Fusillade en Californie«Ce pays devient fou»
Ils célébraient «l’année du lapin», mais leur Nouvel An chinois a soudainement viré à l’horreur: les habitants de Monterey Park sont sous le choc.

Dix personnes ont perdu la vie dans la fusillade survenue samedi soir dans un dancing.
Getty Images via AFPAprès la mort de dix personnes dans la tuerie de samedi soir à Monterey Park, les habitants de cette banlieue asiatique de Los Angeles sont complètement sonnés. Dans cette ville de 60’000 habitants, lanternes rouges et banderoles remplies d’idéogrammes suspendues pour le réveillon surplombent encore la chaussée.
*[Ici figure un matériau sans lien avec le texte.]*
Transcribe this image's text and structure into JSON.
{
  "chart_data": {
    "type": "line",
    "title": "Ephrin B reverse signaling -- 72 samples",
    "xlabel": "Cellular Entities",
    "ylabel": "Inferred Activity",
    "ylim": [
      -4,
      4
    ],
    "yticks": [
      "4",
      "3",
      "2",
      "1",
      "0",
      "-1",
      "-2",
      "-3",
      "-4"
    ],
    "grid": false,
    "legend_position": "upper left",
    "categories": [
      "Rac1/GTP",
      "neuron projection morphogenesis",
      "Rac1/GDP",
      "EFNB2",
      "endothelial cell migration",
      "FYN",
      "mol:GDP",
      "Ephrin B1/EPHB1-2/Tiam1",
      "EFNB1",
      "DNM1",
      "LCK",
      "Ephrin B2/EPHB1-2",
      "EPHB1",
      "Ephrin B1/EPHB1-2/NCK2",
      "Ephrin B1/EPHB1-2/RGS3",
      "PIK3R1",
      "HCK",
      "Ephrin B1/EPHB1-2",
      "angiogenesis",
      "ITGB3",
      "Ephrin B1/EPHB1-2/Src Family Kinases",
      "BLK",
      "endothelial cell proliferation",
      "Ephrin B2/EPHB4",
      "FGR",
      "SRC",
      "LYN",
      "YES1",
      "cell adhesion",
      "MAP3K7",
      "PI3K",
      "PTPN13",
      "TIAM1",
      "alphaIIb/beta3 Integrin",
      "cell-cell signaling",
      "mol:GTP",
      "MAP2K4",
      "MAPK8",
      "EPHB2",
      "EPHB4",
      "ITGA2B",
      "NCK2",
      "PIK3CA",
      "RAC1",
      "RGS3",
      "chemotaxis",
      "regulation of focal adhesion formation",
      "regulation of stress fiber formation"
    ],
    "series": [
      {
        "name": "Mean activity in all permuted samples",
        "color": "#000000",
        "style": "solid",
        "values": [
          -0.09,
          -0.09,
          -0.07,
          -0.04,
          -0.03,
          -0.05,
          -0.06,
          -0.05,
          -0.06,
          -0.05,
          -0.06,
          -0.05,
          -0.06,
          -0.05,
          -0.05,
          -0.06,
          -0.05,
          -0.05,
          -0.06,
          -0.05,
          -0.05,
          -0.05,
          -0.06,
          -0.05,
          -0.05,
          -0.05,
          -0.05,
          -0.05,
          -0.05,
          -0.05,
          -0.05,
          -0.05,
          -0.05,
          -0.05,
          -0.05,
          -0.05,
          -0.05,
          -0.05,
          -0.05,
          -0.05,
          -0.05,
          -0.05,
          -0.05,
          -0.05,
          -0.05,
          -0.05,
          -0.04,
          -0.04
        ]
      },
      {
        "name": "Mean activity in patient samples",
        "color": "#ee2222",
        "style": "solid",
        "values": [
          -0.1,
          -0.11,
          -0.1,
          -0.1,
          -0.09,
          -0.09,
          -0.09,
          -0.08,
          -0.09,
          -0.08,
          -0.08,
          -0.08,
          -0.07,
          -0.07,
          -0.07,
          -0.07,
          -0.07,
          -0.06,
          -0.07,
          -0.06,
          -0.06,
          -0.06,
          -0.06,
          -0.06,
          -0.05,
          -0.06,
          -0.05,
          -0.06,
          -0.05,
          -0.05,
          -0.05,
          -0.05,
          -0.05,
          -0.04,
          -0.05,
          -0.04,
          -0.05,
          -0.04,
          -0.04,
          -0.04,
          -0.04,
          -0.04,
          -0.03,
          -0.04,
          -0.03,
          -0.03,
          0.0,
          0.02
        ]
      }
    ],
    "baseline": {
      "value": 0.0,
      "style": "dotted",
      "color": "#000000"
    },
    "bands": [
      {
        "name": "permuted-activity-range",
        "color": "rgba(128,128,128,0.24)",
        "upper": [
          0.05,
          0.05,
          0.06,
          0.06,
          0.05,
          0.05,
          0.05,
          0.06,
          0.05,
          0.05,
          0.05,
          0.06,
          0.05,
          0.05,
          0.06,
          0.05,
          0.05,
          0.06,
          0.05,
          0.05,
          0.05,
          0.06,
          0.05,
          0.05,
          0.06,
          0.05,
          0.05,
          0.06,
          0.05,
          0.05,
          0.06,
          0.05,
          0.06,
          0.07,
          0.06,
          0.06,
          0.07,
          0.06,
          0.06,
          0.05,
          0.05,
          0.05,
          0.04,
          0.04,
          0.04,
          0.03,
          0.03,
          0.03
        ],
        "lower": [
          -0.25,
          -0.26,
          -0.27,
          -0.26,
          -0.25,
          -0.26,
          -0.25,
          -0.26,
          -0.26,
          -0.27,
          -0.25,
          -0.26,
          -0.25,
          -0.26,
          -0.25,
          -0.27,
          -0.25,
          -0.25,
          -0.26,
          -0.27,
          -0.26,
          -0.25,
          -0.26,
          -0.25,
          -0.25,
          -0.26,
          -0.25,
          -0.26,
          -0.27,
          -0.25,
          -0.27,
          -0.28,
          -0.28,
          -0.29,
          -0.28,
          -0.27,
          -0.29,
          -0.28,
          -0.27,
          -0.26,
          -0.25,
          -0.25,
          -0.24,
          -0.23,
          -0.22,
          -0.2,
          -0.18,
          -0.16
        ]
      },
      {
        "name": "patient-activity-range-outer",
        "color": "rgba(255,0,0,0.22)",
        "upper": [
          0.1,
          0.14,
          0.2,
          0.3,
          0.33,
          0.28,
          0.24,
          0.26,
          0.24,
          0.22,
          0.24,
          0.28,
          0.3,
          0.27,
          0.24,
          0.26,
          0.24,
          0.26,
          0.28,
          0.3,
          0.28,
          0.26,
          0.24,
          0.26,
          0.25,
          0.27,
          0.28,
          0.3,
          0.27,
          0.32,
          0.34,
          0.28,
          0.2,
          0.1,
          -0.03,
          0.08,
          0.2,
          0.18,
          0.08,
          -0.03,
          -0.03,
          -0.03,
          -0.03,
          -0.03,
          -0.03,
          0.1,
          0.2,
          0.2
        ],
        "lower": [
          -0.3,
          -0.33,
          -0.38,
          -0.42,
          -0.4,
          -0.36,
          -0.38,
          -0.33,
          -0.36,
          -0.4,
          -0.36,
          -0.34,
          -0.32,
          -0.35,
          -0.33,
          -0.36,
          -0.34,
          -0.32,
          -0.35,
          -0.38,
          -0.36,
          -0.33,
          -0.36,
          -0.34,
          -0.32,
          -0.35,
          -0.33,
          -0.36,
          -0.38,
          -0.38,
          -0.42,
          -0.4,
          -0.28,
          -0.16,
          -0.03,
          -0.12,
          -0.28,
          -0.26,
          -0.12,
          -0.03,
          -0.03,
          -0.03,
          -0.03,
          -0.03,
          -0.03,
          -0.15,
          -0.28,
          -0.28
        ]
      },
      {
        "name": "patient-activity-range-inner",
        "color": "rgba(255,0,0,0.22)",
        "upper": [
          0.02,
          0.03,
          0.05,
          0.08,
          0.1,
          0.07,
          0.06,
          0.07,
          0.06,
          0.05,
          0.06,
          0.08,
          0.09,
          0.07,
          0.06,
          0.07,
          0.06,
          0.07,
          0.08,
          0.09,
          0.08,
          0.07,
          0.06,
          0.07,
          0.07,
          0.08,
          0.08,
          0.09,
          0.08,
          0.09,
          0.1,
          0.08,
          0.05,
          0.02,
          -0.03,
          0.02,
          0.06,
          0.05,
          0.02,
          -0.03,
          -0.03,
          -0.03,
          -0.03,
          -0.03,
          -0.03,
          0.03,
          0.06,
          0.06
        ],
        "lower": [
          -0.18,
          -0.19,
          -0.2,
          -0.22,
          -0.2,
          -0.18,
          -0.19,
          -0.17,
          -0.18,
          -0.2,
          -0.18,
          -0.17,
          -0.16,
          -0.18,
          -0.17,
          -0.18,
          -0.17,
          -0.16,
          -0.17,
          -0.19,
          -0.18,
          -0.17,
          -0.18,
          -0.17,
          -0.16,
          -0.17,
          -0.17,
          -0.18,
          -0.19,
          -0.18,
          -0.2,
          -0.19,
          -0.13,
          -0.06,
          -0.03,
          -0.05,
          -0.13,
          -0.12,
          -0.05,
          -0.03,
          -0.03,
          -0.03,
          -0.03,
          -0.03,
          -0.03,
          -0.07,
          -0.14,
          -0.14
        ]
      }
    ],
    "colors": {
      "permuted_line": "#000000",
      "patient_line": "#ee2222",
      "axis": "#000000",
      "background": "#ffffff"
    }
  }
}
Mais autour du dancing où a eu lieu le drame, les cordons jaunes des forces de l’ordre et les policiers lourdement armés gâchent désormais la fête.
«Ce genre de choses n’arrive pas ici», souffle Wynn Liaw, une voisine venue devant cette salle prisée des seniors du coin, pour tenter de comprendre ce qu’il s’est passé. Du haut de ses 57 ans, dont 40 passés dans la ville, cette vétérinaire chinoise retraitée a encore du mal à croire qu’un massacre s’est déroulé juste là. «C’est un quartier très sûr, où je peux marcher la nuit et où je n’ai absolument pas à me soucier de la violence par arme à feu», confie-t-elle, pendant que les hélicoptères de la police virevoltent dans le ciel.
Le souvenir d’Uvalde
Samedi soir, un suspect d’origine asiatique est entré dans la salle de bal pour abattre cinq hommes et cinq femmes, et a fait au moins dix blessés, selon les autorités. Il a été retrouvé mort après s’être vraisemblablement suicidé dans une camionnette blanche au terme d’une course poursuite avec la police. Cette tuerie, la plus meurtrière aux États-Unis depuis le massacre d’Uvalde, a pris la ville complètement par surprise.
À une dizaine de kilomètres du centre-ville de Los Angeles, Monterey Park est considéré comme le «nouveau Chinatown» de cette mégalopole californienne par ses habitants. «C’est un endroit où il ne se passe normalement pas grand-chose», résume Ken Nim, en promenant son chien.
«J’ai le sentiment que c’est une histoire personnelle»
«C’est vraiment triste, ce pays devient fou», reprend Nim, incrédule. «Nous avons vu des tueries de masse dans plein de villes et d’États différents, et maintenant cela arrive chez nous.» Au milieu des rues bouclées, les habitants tentent de trouver un sens à ce déferlement de violence. Sur les téléphones, des photos circulent montrant des cadavres allongés au sol, dans une salle éclairée par des spots multicolores.
Au départ, nombre d’entre eux ont craint un crime raciste. Mais l’origine asiatique du suspect, révélée dans la matinée par le shérif, a jeté le trouble et chacun en est désormais réduit aux spéculations. «J’ai le sentiment que c’est une histoire personnelle», hasarde Jerry Liu, un chauffeur routier de 26 ans.
Samedi dans la journée, des milliers de personnes se sont pressées dans l’artère principale, entre les stands de brochettes de viandes et la fête foraine. «Il y a une raison pour laquelle il a visé le dancing. Sinon, il aurait pu aller au marché plus tôt dans la journée et faire beaucoup plus de morts», insiste le jeune homme.
Devant le cordon de police, Chester Chong avance, lui, une possible histoire de jalousie, de la part d’un homme qui n’aurait pas été invité à la soirée où participait sa femme. «Le problème, c’est que nous avons tellement d’armes à feu dans ce pays», soupire ce président de la Chambre de commerce chinoise de Los Angeles, qui assure connaître le propriétaire de la salle de danse. «C’est tellement facile de prendre une arme et de commettre un acte stupide.»